The growth of the number of wind tower installations in the US has a postive effect upon the supply chain for the wind industry, and also upon the equipment and labour market, thereby opening up a large number of opportunities in the industry.
The number of wind towers installed in the US increased steadily from 1,510 in 2006 to 5,412 in 2009. The number declined to 3,089 in 2010 due to the financial recession but recovered slightly in 2011 to reach 3,435. The market registered an abnormal increase in the number of towers installed in 2012, with the majority of installations taking place in the last few months of the year. This was due to the impending expiry of the Production Tax Credit (PTC) scheme at the end of 2012, forcing several projects set for 2013 to accelerate construction and start operations before the expiry date. This resulted in a sharp rise in tower installations in 2012 and an immediate sharp fall in 2013.
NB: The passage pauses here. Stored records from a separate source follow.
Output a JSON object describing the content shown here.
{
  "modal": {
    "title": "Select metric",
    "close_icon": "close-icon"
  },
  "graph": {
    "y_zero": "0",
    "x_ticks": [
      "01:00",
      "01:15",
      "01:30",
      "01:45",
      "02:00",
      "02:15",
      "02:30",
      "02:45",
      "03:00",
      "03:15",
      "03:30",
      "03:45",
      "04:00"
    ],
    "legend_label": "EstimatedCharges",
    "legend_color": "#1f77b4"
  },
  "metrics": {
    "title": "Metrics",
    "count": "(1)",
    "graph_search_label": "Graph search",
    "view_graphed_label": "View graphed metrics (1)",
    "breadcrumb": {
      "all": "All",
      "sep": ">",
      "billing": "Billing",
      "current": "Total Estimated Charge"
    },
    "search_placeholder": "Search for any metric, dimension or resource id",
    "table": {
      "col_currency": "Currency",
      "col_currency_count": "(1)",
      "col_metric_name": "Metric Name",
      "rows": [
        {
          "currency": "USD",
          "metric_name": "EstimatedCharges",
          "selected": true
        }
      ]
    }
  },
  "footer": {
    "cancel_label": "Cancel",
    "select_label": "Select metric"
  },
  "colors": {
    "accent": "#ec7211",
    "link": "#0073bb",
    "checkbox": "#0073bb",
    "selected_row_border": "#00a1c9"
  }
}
Later, in January 2013, the PTC was extended for another year, but it failed to keep up the number of towers installed or the annual capacity additions, as a number of projects had been advanced and commissioned in 2012. The number is set to increase again in 2014 due to a return to the normal pace of constructions but is expected to register a sharp decline in 2016 due to the expiry of the Income Tax Credit scheme. From 2017 to 2020, the number of towers installed is expected to increase slowly to reach 2,066 towers in 2020.